The $$SM$$ compared to the -SM- is due to the old framework agents compared to the newer framework agents... take a look at the LegacyEncoding setting in the Agent config, as that discusses the difference a bit.    as for the comma and the extra URI, are you sure (by looking at the HTTP responses with a something like ieheaders or fiddler that you are only ever getting redirected to the login page once?   I have seen cases where people are not properly decoding the smencoding in a login page and they end up with repeated URLs in the target.  Also is the login page itself on the 6 SP5 agent or on the 6 SP5 CR 13 agent?   if you are still having this problem with the fcc on the CR 13 agent then you may want to try the latest CR29 IIS agent, yu can download it from the support site.   I dont know for certain if there was something broken here that was recently fixed but it always helps as a data point.            

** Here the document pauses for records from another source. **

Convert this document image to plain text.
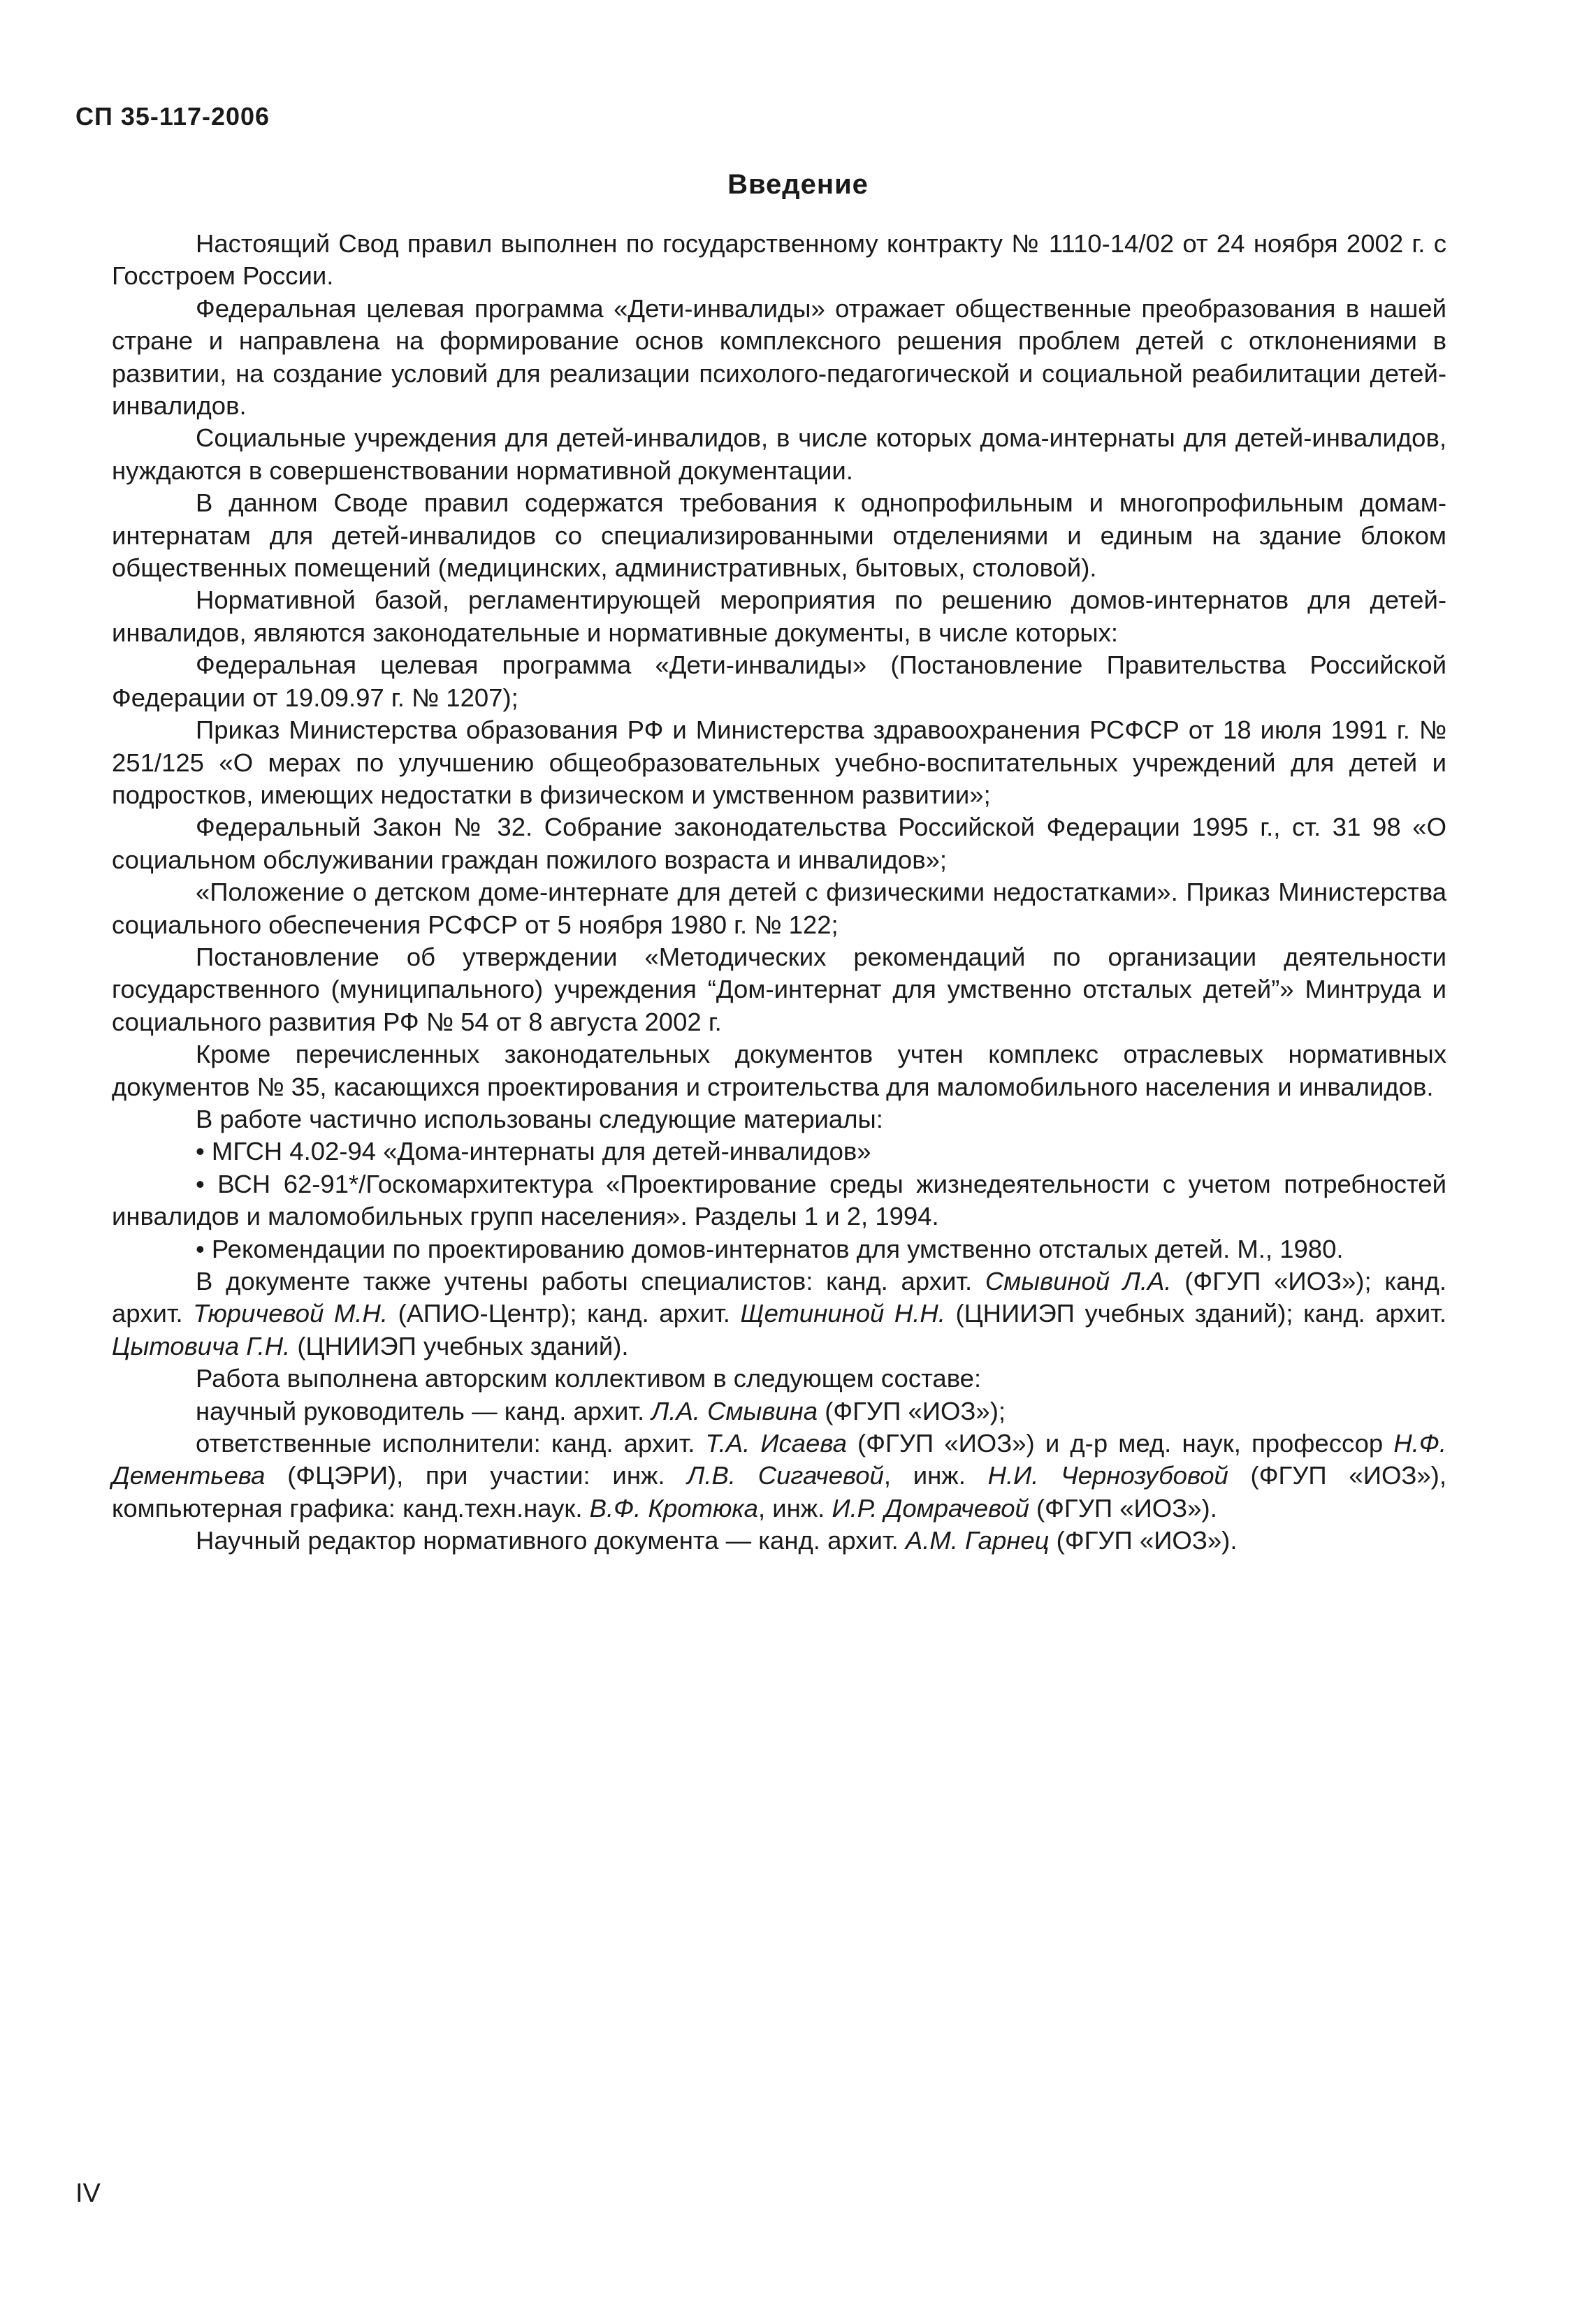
СП 35-117-2006
Введение

Настоящий Свод правил выполнен по государственному контракту № 1110-14/02 от 24 ноября 2002 г. с Госстроем России.

Федеральная целевая программа «Дети-инвалиды» отражает общественные преобразования в нашей стране и направлена на формирование основ комплексного решения проблем детей с отклонениями в развитии, на создание условий для реализации психолого-педагогической и социальной реабилитации детей-инвалидов.

Социальные учреждения для детей-инвалидов, в числе которых дома-интернаты для детей-инвалидов, нуждаются в совершенствовании нормативной документации.

В данном Своде правил содержатся требования к однопрофильным и многопрофильным домам-интернатам для детей-инвалидов со специализированными отделениями и единым на здание блоком общественных помещений (медицинских, административных, бытовых, столовой).

Нормативной базой, регламентирующей мероприятия по решению домов-интернатов для детей-инвалидов, являются законодательные и нормативные документы, в числе которых:

Федеральная целевая программа «Дети-инвалиды» (Постановление Правительства Российской Федерации от 19.09.97 г. № 1207);

Приказ Министерства образования РФ и Министерства здравоохранения РСФСР от 18 июля 1991 г. № 251/125 «О мерах по улучшению общеобразовательных учебно-воспитательных учреждений для детей и подростков, имеющих недостатки в физическом и умственном развитии»;

Федеральный Закон № 32. Собрание законодательства Российской Федерации 1995 г., ст. 31 98 «О социальном обслуживании граждан пожилого возраста и инвалидов»;

«Положение о детском доме-интернате для детей с физическими недостатками». Приказ Министерства социального обеспечения РСФСР от 5 ноября 1980 г. № 122;

Постановление об утверждении «Методических рекомендаций по организации деятельности государственного (муниципального) учреждения “Дом-интернат для умственно отсталых детей”» Минтруда и социального развития РФ № 54 от 8 августа 2002 г.

Кроме перечисленных законодательных документов учтен комплекс отраслевых нормативных документов № 35, касающихся проектирования и строительства для маломобильного населения и инвалидов.

В работе частично использованы следующие материалы:

• МГСН 4.02-94 «Дома-интернаты для детей-инвалидов»

• ВСН 62-91*/Госкомархитектура «Проектирование среды жизнедеятельности с учетом потребностей инвалидов и маломобильных групп населения». Разделы 1 и 2, 1994.

• Рекомендации по проектированию домов-интернатов для умственно отсталых детей. М., 1980.

В документе также учтены работы специалистов: канд. архит. Смывиной Л.А. (ФГУП «ИОЗ»); канд. архит. Тюричевой М.Н. (АПИО-Центр); канд. архит. Щетининой Н.Н. (ЦНИИЭП учебных зданий); канд. архит. Цытовича Г.Н. (ЦНИИЭП учебных зданий).

Работа выполнена авторским коллективом в следующем составе:

научный руководитель — канд. архит. Л.А. Смывина (ФГУП «ИОЗ»);

ответственные исполнители: канд. архит. Т.А. Исаева (ФГУП «ИОЗ») и д-р мед. наук, профессор Н.Ф. Дементьева (ФЦЭРИ), при участии: инж. Л.В. Сигачевой, инж. Н.И. Чернозубовой (ФГУП «ИОЗ»), компьютерная графика: канд.техн.наук. В.Ф. Кротюка, инж. И.Р. Домрачевой (ФГУП «ИОЗ»).

Научный редактор нормативного документа — канд. архит. А.М. Гарнец (ФГУП «ИОЗ»).

IV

 On Server B , Make sure you   have the Siteminder Agent Filter   set only once .     I mean , When you install and configure the Webagent ,         By default , there will be a ISAPI filter for SM Webagent   set at "Web Sites" Level.                                 If you have the   filter set at "Default WebSites" too, then you will see the URI part Twice.    Make sure you have this filter only once.   Either at "Web Sites" Level   or "Default Web Site" Level.    ThanksKrish.